Önsöz
Karşımda duran kıza baktım, siyah çerçeveli gözlüklerinin arkasındaki gergin gözleri de bana dikilmişti. Tereddütle, kulağımın arkasına kaçmış bir tutam saçı yerleştirdim ve dudağımı ısırdım. O da aynısını yaptı. Göz kırptım, o da kırptı.
"Kendinle bakışma yarışını bitirdin mi, Em?" Arkadan bir homurtu geldi. "Tanrı aşkına! Bunu beş dakikadır yapıyorsun! Artık beni ürkütüyorsun!"
Aynadan en iyi arkadaşıma göz attım. Kollarını göğsünde kavuşturmuş, yatağımın kenarında oturuyordu ve bana kaşlarını çatmış bakıyordu.

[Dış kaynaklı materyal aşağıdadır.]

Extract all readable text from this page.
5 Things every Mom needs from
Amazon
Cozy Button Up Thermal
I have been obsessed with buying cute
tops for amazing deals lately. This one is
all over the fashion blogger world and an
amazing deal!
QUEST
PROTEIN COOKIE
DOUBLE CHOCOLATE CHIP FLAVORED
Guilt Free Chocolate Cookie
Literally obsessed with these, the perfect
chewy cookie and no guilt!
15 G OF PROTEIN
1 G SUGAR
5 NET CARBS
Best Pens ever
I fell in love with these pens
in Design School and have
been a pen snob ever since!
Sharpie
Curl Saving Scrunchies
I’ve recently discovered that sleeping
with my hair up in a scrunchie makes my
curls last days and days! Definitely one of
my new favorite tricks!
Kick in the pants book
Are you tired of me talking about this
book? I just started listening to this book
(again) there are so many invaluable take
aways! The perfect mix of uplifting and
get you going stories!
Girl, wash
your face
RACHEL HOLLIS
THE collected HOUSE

Gözlerim tekrar yansımama döndü. "Bilmiyorum, Beth. Sence o- o görünüşümü beğenir mi?"
"İki saat seni süslemekle uğraştıktan sonra? Evet, bence görünüşünü beğenecek. Ve ona olan ölümsüz aşkını ilan ettiğinde seni reddetmeyecek," dedi diğer en iyi arkadaşım Casie, Beth'in yanında durarak.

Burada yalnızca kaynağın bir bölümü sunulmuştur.